Donald Trump's top aides on Sunday said the president-elect isn't ready to accept the finding by intelligence officials that Moscow hacked Democratic emails in a bid to elevate Trump. Even if it's true, they said, Trump still won the White House fair and square.
The pushback came a day before members of the Electoral College are scheduled to formally cast votes for Trump as the 45th president. While Democrats likely are powerless to stop it, they suggested Trump's victory over Democrat Hillary Clinton would forever be tainted by Russian meddling.
Republican electors have been inundated by Trump opponents urging them to defy the results in their states and vote against Trump.
"This whole thing is a spin job," said Trump's incoming chief of staff, Reince Priebus. "And I think what the Democrats ought to do is look in the mirror and face the reality that they lost the election."
Trump himself weighed in Sunday evening, tweeting, "If my many supporters acted and threatened people like those who lost the election are doing, they would be scorned & called terrible names!"
The partisan swipes mostly ignored warnings by foreign policy experts that part of Russia's calculation also was likely payback for years of U.S. criticism of its own elections and a desire to portray America as a flawed champion of democracy — potentially weakening U.S. power on the world stage. Russia has vehemently denied the accusation.
Many lawmakers, including some leading Republicans, say voters may not have been swayed by the release of tens of thousands of private emails. But the fact that a foreign power tried to intervene in U.S. democracy and exploit divisions in American politics is cause for alarm, they say.
Still, Trump's transition team and loyalists on Capitol Hill weren't buying it, at least not on the eve of the Electoral College vote.
"Where's the evidence?" asked Kellyanne Conway, another close Trump adviser.
Asked about President Barack Obama's vow to retaliate against the Russians, Conway said: "It seems like the president is under pressure from Team Hillary, who can't accept the election results."
Democrats say it's unlikely the public will ever hear detailed evidence because doing so would disclose classified sources and methods. But with last week's declaration by CIA Director John Brennan that there was "strong consensus" that Russia hacked Democrats to try to sway the election, lawmakers are stepping up demands for closed-door briefings and a separate congressional investigation.
California Rep. Adam Schiff, the senior Democrat on the House Intelligence Committee, said an unclassified intelligence review could be released within the next two weeks or three weeks.

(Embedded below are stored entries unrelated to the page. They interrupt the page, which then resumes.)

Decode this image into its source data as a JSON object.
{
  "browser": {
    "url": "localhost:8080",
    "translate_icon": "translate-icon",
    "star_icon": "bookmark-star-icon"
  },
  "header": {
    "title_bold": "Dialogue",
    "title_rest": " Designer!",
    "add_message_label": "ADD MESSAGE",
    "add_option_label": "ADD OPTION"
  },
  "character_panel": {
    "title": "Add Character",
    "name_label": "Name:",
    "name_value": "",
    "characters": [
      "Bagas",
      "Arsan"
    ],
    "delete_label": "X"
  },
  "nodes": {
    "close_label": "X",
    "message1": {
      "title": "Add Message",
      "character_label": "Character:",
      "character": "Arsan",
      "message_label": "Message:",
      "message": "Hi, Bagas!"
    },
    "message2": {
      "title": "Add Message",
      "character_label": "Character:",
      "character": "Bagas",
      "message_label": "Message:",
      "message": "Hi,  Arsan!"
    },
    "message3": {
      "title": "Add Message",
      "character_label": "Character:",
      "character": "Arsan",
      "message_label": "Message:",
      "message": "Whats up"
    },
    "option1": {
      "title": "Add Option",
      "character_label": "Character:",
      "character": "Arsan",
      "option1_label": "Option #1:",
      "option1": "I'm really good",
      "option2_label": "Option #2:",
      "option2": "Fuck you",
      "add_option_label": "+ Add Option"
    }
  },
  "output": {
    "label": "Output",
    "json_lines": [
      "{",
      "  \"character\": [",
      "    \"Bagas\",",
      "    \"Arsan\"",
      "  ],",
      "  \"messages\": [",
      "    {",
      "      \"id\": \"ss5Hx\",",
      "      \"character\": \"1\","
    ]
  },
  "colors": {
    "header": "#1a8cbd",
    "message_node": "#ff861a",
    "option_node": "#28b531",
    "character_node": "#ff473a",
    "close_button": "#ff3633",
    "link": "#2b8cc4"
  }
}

As president-elect, Trump would have access to high-level intelligence on the matter, although it's unclear what he's been told. Trump has previously called the intelligence finding of Russian involvement "ridiculous." On Sunday, Conway said she wasn't privy to the same intelligence briefings as the president-elect and couldn't say what he knows.
Donna Brazile, interim head of the Democratic National Committee, said the DNC was no match for a sophisticated foreign power in cyberspace that "weaponized" private emails to "sow misinformation and to sow discord" between Clinton and her primary rival, Vermont Sen. Bernie Sanders.